Tzipora had gone to the cinema the night before to see the news, and they told her it was going to be ten degrees centigrade on Thursday. She woke up in the morning and it was cold. She had fallen asleep wrapped in a blanket on the chair in her room with a paperback she didn’t think much of in her lap. She was still wearing her school clothes. She washed her face with hot water as the radio reported it was eight degrees. When she took the steps down from her apartment with her satchel in hand she noticed the dark hairs on her legs standing on end. She did not think she was hairy until she was cold, when she became self-conscious of it. It never occurred to her she could shave her legs.

Any movement of the air was sharp and cool. It was like a locker door had opened to the great glacier in the centre of the island, where the air rolled down and out towards the coast, settling over them like cold water. She didn’t care what the radio said; it wasn’t eight degrees.

She shivered as if to reciprocate the thought and went back upstairs and hitched a pair of soft trousers around her waist, beneath her skirt and over her shorts. This was the Vekllei fashion and it made all the girls look like Inuits in the winter, no matter their colour. She thought the new season had arrived and stopped wearing them, but Oslolan weather was temperamental and subject to the fickle intersection of the Arctic and the Gulf Stream.
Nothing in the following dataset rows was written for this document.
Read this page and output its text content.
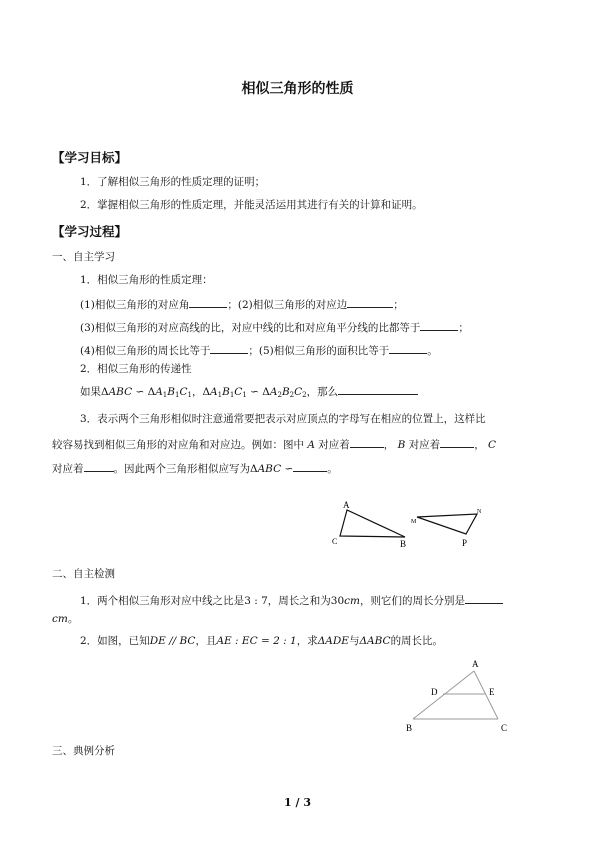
相似三角形的性质
【学习目标】
1．了解相似三角形的性质定理的证明；
2．掌握相似三角形的性质定理，并能灵活运用其进行有关的计算和证明。
【学习过程】
一、自主学习
1．相似三角形的性质定理：
(1)相似三角形的对应角	；(2)相似三角形的对应边	；
(3)相似三角形的对应高线的比，对应中线的比和对应角平分线的比都等于	；
(4)相似三角形的周长比等于	；(5)相似三角形的面积比等于	。
2．相似三角形的传递性
如果ΔABC ∽ $\Delta A_1B_1C_1$，$\Delta A_1B_1C_1$ ∽ $\Delta A_2B_2C_2$，那么
3．表示两个三角形相似时注意通常要把表示对应顶点的字母写在相应的位置上，这样比
较容易找到相似三角形的对应角和对应边。例如：图中 A 对应着	， B 对应着	， C
对应着	。因此两个三角形相似应写为ΔABC ∽	。
A
C	B
M
N
P
二、自主检测
1．两个相似三角形对应中线之比是3 : 7，周长之和为30cm，则它们的周长分别是
cm。
2．如图，已知DE // BC，且AE : EC = 2 : 1，求ΔADE与ΔABC的周长比。
A
D	E
B	C
三、典例分析
1 / 3
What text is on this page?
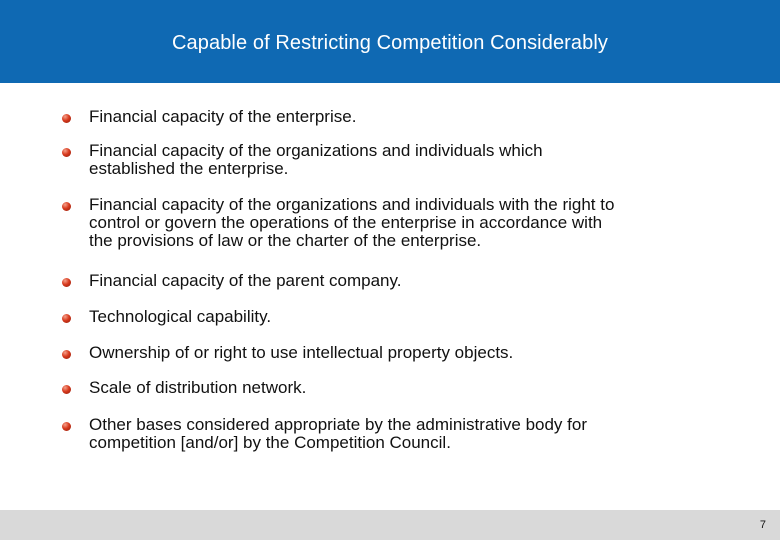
Capable of Restricting Competition Considerably
Financial capacity of the enterprise.
Financial capacity of the organizations and individuals which
established the enterprise.
Financial capacity of the organizations and individuals with the right to
control or govern the operations of the enterprise in accordance with
the provisions of law or the charter of the enterprise.
Financial capacity of the parent company.
Technological capability.
Ownership of or right to use intellectual property objects.
Scale of distribution network.
Other bases considered appropriate by the administrative body for
competition [and/or] by the Competition Council.
7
Seispri is an industrial neighbourhood on the slope of the borough of Lola, where it had once been home to abattoirs and diemakers. When the war came, the bombs dropped on Reykjavic sent shockwaves up these hills which had blown away most of what had been here. Now there was little trace of those savage old industries except for snaking brick paths to nowhere and a lonely chimney at the end of the street. Now this was a place of machines and workshops, but the blood from the abattoirs seemed to have soaked deep in the soil. This was a very old place. Most of the butchery in the city had been conducted here; nowadays they ate hardly any meat at all.

The tram stop was at the end of the street. It came every few minutes and with her cape and her trousers she didn’t mind the wait in the cold. On days like this nothing seemed to move, like the trees were waiting with her. When the tram came trundling along it seemed inconsiderately busy and loud.

‘Good morning,’ she said to the driver. Not all trams had drivers but this was a scenic line and so it was common enough to see them. The interior was old-fashioned, with red seats arranged in booths. The wood floors were better because they coloured nicely under wet shoes; the linoleum and plastic compound of newer trains stirred the slush around underfoot. The heaters underneath the seats were on and she pushed her legs right up against them.